先週の4.6%の上昇により、S&P500指数は5,500という重要なテクニカル水準をわずかに上回りました。この水準は、2月19日の過去最高値と4月初旬の調整局面の安値との中間地点にあたります。今週については、通商政策に関して意味のあるニュースが出ない限り、利益確定の動きが出る可能性があり、5,200付近でサポートされる展開を想定しています。一方で、意味のあるニュースが出た場合には、次のターゲットレンジは5,500から長期移動平均線付近である5,750あたりになると予想します。最終的には、今年後半にはこの水準を上回ることができると見込んでいます。私の市場見通しは常にファンダメンタルズ(経済の基礎的条件)に基づいていますが、今回特筆すべきテクニカル要因が二つあり、その見通しに対する自信を強める要素となっています。
(出所:StockCharts)
一つ目は、伝説的な投資家マーティ・ツヴァイク氏によって考案された「ツヴァイク・スラスト」と呼ばれる、市場の上昇圧力を測るインジケーターが発動されたことです。この指標は、NYSE(ニューヨーク証券取引所)における値上がり銘柄数を、値上がり銘柄と値下がり銘柄の合計数で割った比率をもとに、10日間の指数平滑移動平均で滑らかにしたものです。この比率が40%未満から61.5%超に10営業日以内で急上昇した場合に発動されます。1938年以来、この指標は20回発動しており、その全てのケースで発動から6か月後にはS&P500が上昇していました。12か月後でも20回中18回が上昇していました。

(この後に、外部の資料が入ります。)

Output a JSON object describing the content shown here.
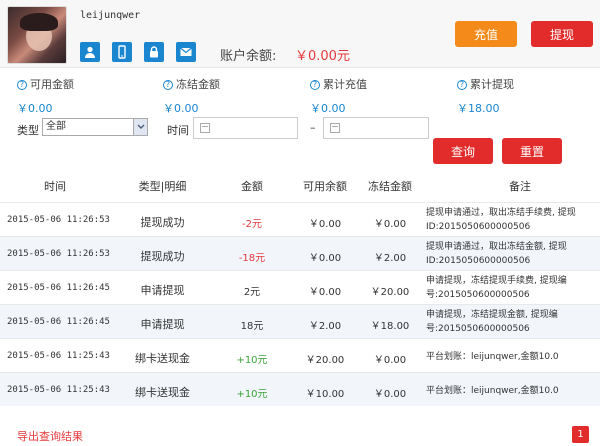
{
  "header": {
    "username": "leijunqwer",
    "balance_label": "账户余额:",
    "balance_value": "￥0.00元",
    "recharge_label": "充值",
    "withdraw_label": "提现",
    "icons": [
      "user-icon",
      "phone-icon",
      "lock-icon",
      "mail-icon"
    ],
    "icon_color": "#1a86d0"
  },
  "stats": [
    {
      "label": "可用金额",
      "value": "￥0.00"
    },
    {
      "label": "冻结金额",
      "value": "￥0.00"
    },
    {
      "label": "累计充值",
      "value": "￥0.00"
    },
    {
      "label": "累计提现",
      "value": "￥18.00"
    }
  ],
  "filter": {
    "type_label": "类型",
    "type_selected": "全部",
    "time_label": "时间",
    "dash": "–",
    "query_label": "查询",
    "reset_label": "重置"
  },
  "table": {
    "headers": [
      "时间",
      "类型|明细",
      "金额",
      "可用余额",
      "冻结金额",
      "备注"
    ],
    "rows": [
      {
        "time": "2015-05-06 11:26:53",
        "type": "提现成功",
        "amount": "-2元",
        "amount_kind": "neg",
        "available": "￥0.00",
        "frozen": "￥0.00",
        "note": "提现申请通过，取出冻结手续费, 提现ID:2015050600000506"
      },
      {
        "time": "2015-05-06 11:26:53",
        "type": "提现成功",
        "amount": "-18元",
        "amount_kind": "neg",
        "available": "￥0.00",
        "frozen": "￥2.00",
        "note": "提现申请通过，取出冻结金额, 提现ID:2015050600000506"
      },
      {
        "time": "2015-05-06 11:26:45",
        "type": "申请提现",
        "amount": "2元",
        "amount_kind": "plain",
        "available": "￥0.00",
        "frozen": "￥20.00",
        "note": "申请提现，冻结提现手续费, 提现编号:2015050600000506"
      },
      {
        "time": "2015-05-06 11:26:45",
        "type": "申请提现",
        "amount": "18元",
        "amount_kind": "plain",
        "available": "￥2.00",
        "frozen": "￥18.00",
        "note": "申请提现，冻结提现金额, 提现编号:2015050600000506"
      },
      {
        "time": "2015-05-06 11:25:43",
        "type": "绑卡送现金",
        "amount": "+10元",
        "amount_kind": "pos",
        "available": "￥20.00",
        "frozen": "￥0.00",
        "note": "平台划账：leijunqwer,金额10.0"
      },
      {
        "time": "2015-05-06 11:25:43",
        "type": "绑卡送现金",
        "amount": "+10元",
        "amount_kind": "pos",
        "available": "￥10.00",
        "frozen": "￥0.00",
        "note": "平台划账：leijunqwer,金额10.0"
      }
    ]
  },
  "footer": {
    "export_label": "导出查询结果",
    "page": "1"
  }
}
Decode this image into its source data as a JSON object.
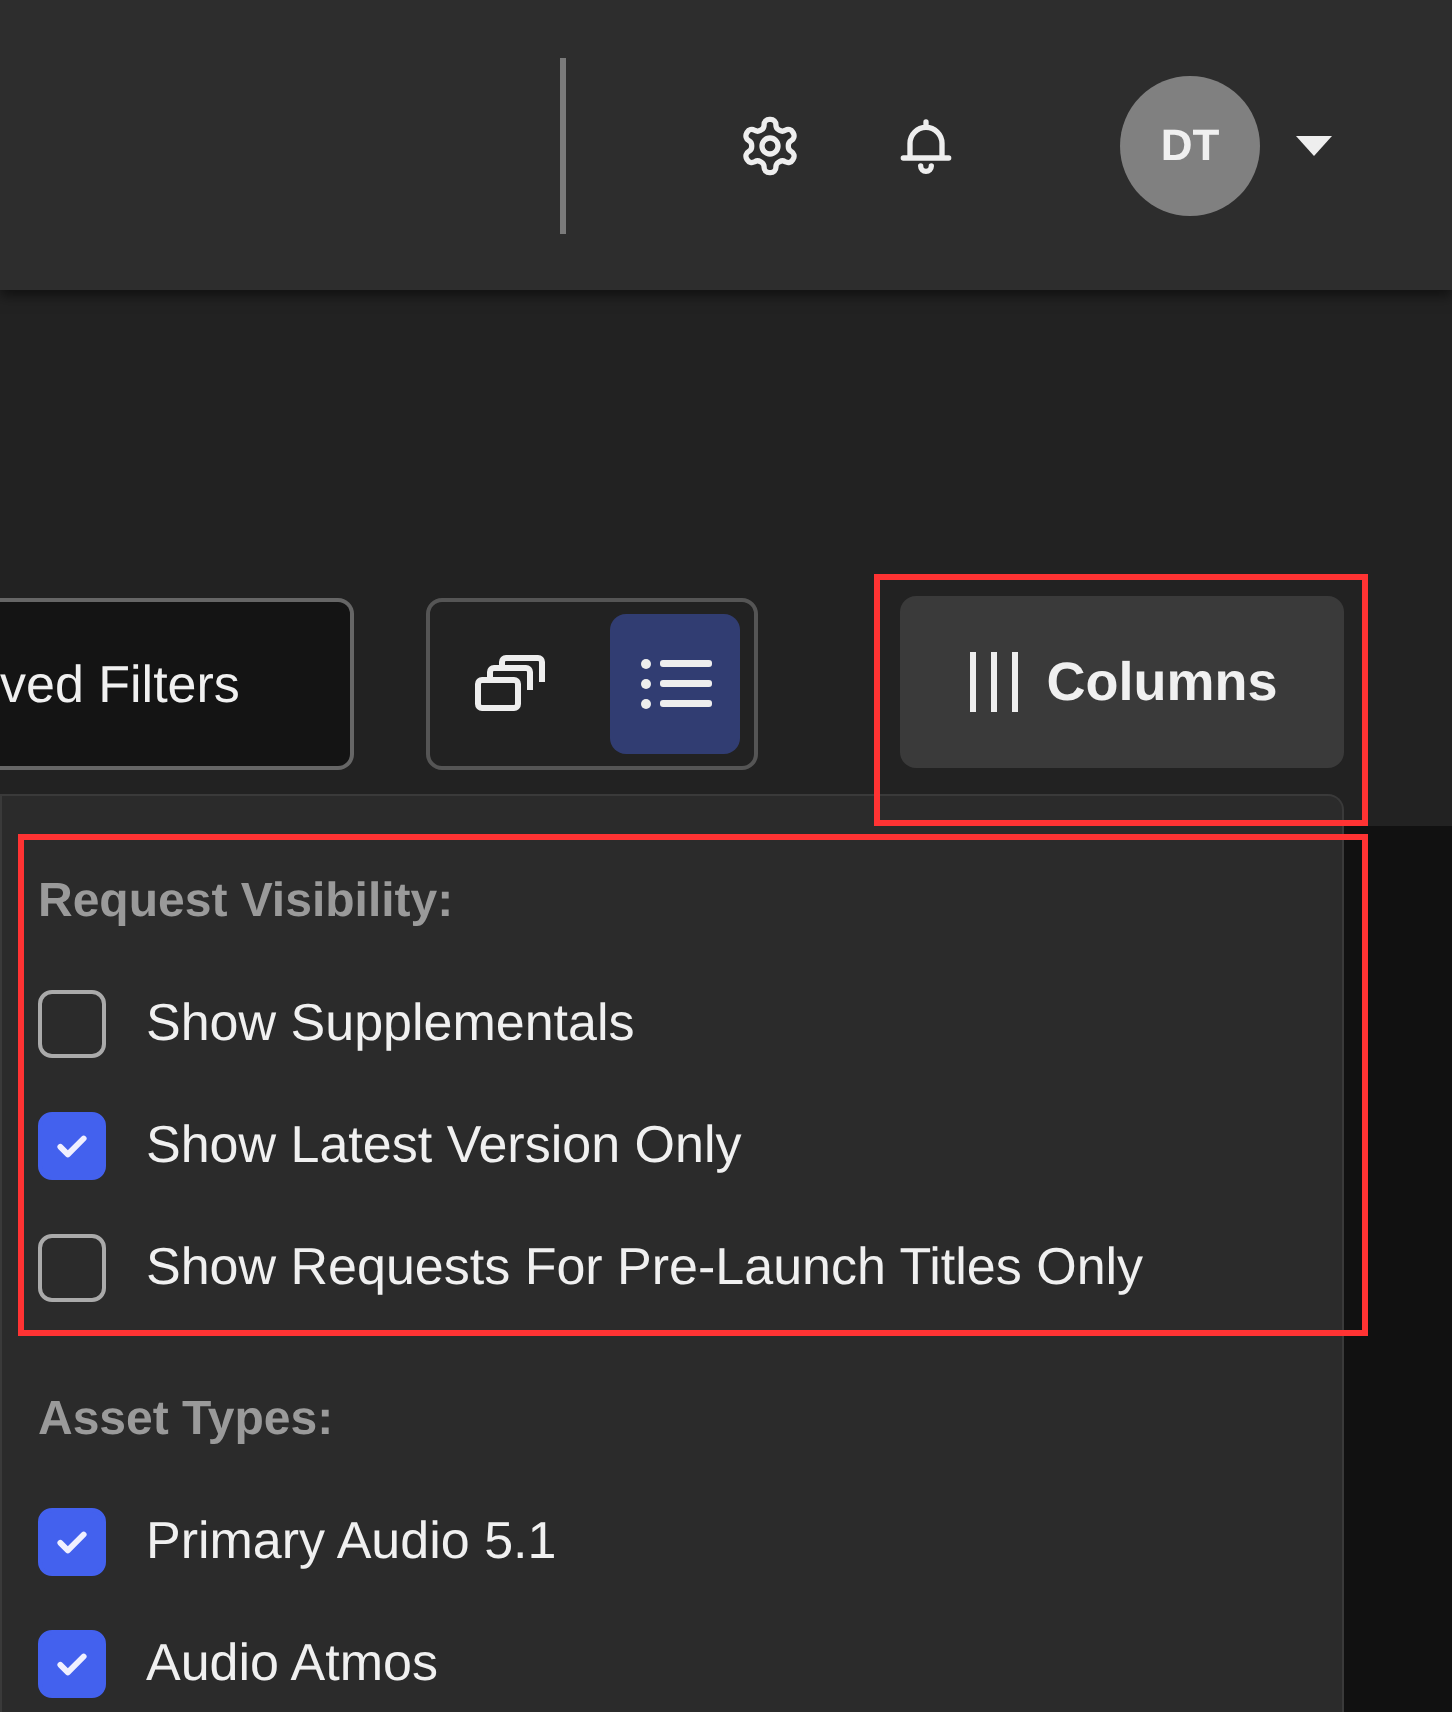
{
  "header": {
    "avatar_initials": "DT"
  },
  "toolbar": {
    "saved_filters_label": "ved Filters",
    "view_toggle": [
      {
        "kind": "cards",
        "selected": false
      },
      {
        "kind": "list",
        "selected": true
      }
    ],
    "columns_button": {
      "label": "Columns",
      "highlighted": true
    }
  },
  "menu": {
    "sections": [
      {
        "title": "Request Visibility:",
        "highlighted": true,
        "options": [
          {
            "label": "Show Supplementals",
            "checked": false
          },
          {
            "label": "Show Latest Version Only",
            "checked": true
          },
          {
            "label": "Show Requests For Pre-Launch Titles Only",
            "checked": false
          }
        ]
      },
      {
        "title": "Asset Types:",
        "highlighted": false,
        "options": [
          {
            "label": "Primary Audio 5.1",
            "checked": true
          },
          {
            "label": "Audio Atmos",
            "checked": true
          }
        ]
      }
    ]
  }
}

さらに、先週はS&P500が3日連続で1.5%以上上昇しました。これは1970年以降、わずか10回しか起きていない現象です。過去の事例では、その後6か月後に9回中9回、12か月後には10回中すべてで株価が上昇していました。もちろん、将来の市場動向に絶対的な保証はありませんが、これらのテクニカルな進展は、2025年残りの期間における私の経済・市場見通しに大きな確信を与えてくれるものです。
(出所:Carson)
トランプ政権が関税政策を撤回し、より生産的な貿易協定に向けた動きを取るのに時間をかければかけるほど、今年の株式市場の回復には限界が出てくるでしょう。しかしながら、最近のテクニカルな動向を踏まえると、早期に通商問題が解決に向かう可能性が高まり、年後半にかけて市場がアウトパフォームする展開が期待できると考えています。
米国経済カレンダー
今週は、求人件数(JOLTS)レポート、第1四半期GDP成長率の速報値、3月の個人消費支出(PCE)物価指数の発表があります。続いて、ISM製造業景況感指数、そして4月の雇用統計の発表も控えています。また、メタ・プラットフォームズ、マイクロソフト、アップル、アマゾンの決算発表も予定されています。